Le chemin non emprunté : RLVR apprend de manière prouvée en dehors des principes
The Path Not Taken: RLVR Provably Learns Off the Principals
November 11, 2025
papers.authors: Hanqing Zhu, Zhenyu Zhang, Hanxian Huang, DiJia Su, Zechun Liu, Jiawei Zhao, Igor Fedorov, Hamed Pirsiavash, Zhizhou Sha, Jinwon Lee, David Z. Pan, Zhangyang Wang, Yuandong Tian, Kai Sheng Tai
cs.AI
papers.abstract
Le Renforcement de l'Apprentissage avec Récompenses Vérifiables (RLVR) améliore de manière fiable les performances de raisonnement des grands modèles de langage, tout en ne semblant modifier qu'une petite fraction des paramètres. Nous revisitons ce paradoxe et montrons que la parcimonie est un artefact superficiel d'un biais d'optimisation conditionné par le modèle : pour un modèle pré-entraîné fixe, les mises à jour se localisent systématiquement dans des régions de paramètres privilégiées, très cohérentes d'une exécution à l'autre et largement invariantes aux jeux de données et aux méthodes de RL. Nous expliquons mécaniquement ces dynamiques par une Théorie des Trois Portes : la Porte I (Ancrage de KL) impose une mise à jour contrainte par la divergence KL ; la Porte II (Géométrie du Modèle) oriente l'étape hors des directions principales vers des sous-espaces à faible courbure qui préservent le spectre ; et la Porte III (Précision) masque les micro-mises à jour dans les régions non privilégiées, faisant apparaître le biais hors des directions principales comme de la parcimonie. Nous validons ensuite cette théorie et fournissons, pour la première fois, une caractérisation au niveau des paramètres de la dynamique d'apprentissage du RLVR : le RLVR apprend en dehors des directions principales dans l'espace des poids, obtenant des gains via une dérive spectrale minimale, une rotation réduite du sous-espace principal et un alignement des mises à jour hors de ce sous-espace. En revanche, le Fine-Tuning Supervisé (SFT) cible les poids principaux, déforme le spectre et est même moins performant que le RLVR.
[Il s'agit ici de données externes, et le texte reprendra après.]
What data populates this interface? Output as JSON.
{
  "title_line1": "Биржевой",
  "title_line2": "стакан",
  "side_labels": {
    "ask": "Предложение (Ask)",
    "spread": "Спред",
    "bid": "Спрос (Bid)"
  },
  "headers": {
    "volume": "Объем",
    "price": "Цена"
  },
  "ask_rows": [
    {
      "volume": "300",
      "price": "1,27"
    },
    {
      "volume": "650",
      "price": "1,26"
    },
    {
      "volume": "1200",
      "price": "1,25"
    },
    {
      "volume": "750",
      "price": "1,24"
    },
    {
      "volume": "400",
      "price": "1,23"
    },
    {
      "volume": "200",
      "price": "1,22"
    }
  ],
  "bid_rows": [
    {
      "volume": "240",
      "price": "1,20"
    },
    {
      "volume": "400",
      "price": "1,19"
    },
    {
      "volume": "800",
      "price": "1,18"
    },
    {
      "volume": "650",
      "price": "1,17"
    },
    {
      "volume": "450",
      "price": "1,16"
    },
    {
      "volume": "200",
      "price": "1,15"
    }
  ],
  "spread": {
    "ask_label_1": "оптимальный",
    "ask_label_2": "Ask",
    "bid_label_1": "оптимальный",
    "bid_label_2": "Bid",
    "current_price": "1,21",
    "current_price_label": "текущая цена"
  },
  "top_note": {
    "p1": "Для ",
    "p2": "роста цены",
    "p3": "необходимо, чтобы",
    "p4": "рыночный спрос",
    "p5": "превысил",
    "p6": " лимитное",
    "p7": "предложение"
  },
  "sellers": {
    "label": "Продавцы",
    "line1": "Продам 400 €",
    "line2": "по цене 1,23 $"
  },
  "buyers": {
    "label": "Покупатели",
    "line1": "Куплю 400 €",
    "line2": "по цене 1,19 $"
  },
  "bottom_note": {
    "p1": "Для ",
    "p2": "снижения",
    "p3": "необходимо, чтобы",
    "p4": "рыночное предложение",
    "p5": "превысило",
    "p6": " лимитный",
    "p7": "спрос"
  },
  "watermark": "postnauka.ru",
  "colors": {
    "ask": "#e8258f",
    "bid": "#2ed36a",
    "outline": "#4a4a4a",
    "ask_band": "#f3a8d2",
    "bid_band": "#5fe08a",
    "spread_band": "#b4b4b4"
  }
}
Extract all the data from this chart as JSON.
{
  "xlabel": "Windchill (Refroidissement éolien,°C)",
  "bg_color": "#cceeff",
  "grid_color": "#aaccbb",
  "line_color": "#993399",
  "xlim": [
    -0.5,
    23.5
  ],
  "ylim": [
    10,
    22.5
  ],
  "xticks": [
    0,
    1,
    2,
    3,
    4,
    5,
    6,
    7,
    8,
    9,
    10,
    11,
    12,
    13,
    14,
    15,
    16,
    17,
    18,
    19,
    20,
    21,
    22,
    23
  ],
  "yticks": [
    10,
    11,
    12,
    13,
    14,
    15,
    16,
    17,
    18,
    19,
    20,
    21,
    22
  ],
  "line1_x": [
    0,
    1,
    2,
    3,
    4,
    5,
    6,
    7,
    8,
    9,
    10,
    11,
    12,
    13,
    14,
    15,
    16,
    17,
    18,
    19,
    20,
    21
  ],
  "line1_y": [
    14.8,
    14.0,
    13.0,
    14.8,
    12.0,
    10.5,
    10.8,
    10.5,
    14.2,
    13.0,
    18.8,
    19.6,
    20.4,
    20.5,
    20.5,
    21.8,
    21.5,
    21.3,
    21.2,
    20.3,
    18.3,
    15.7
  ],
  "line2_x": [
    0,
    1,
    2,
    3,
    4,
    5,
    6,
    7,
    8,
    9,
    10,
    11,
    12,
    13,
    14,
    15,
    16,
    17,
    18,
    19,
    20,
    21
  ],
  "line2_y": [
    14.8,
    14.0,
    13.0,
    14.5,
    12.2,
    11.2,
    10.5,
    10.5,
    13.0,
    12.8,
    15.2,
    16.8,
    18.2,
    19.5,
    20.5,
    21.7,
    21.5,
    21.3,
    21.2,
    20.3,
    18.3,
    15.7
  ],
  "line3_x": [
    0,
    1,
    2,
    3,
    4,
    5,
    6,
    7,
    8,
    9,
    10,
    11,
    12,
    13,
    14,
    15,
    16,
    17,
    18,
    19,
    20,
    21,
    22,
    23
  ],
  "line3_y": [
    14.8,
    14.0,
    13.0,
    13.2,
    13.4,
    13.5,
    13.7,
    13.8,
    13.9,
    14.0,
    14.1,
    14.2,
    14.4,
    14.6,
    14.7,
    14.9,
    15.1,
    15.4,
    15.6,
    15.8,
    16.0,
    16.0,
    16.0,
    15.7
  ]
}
Ensemble, ces résultats fournissent la première explication dans l'espace des paramètres de la dynamique d'entraînement du RLVR, révélant des régularités claires dans l'évolution des paramètres. Surtout, nous montrons que la RL opère dans un régime d'optimisation distinct du SFT, ce qui rend l'adaptation directe des méthodes de Fine-Tuning Efficient en Paramètres (PEFT) de l'ère du SFT potentiellement erronée, comme en témoignent nos études de cas sur des variantes avancées de fine-tuning parcimonieux et de LoRA. Nous espérons que ces travaux tracent une voie vers une compréhension en boîte blanche du RLVR et vers la conception d'algorithmes d'apprentissage natifs pour le RLVR, conscients de la géométrie, plutôt que de recycler des heuristiques de l'ère du SFT.
English
Reinforcement Learning with Verifiable Rewards (RLVR) reliably improves the reasoning performance of large language models, yet it appears to modify only a small fraction of parameters. We revisit this paradox and show that sparsity is a surface artifact of a model-conditioned optimization bias: for a fixed pretrained model, updates consistently localize to preferred parameter regions, highly consistent across runs and largely invariant to datasets and RL recipes. We mechanistically explain these dynamics with a Three-Gate Theory: Gate I (KL Anchor) imposes a KL-constrained update; Gate II (Model Geometry) steers the step off principal directions into low-curvature, spectrum-preserving subspaces; and Gate III (Precision) hides micro-updates in non-preferred regions, making the off-principal bias appear as sparsity. We then validate this theory and, for the first time, provide a parameter-level characterization of RLVR's learning dynamics: RLVR learns off principal directions in weight space, achieving gains via minimal spectral drift, reduced principal-subspace rotation, and off-principal update alignment. In contrast, SFT targets principal weights, distorts the spectrum, and even lags RLVR.
Together, these results provide the first parameter-space account of RLVR's training dynamics, revealing clear regularities in how parameters evolve. Crucially, we show that RL operates in a distinct optimization regime from SFT, so directly adapting SFT-era parameter-efficient fine-tuning (PEFT) methods can be flawed, as evidenced by our case studies on advanced sparse fine-tuning and LoRA variants. We hope this work charts a path toward a white-box understanding of RLVR and the design of geometry-aware, RLVR-native learning algorithms, rather than repurposed SFT-era heuristics.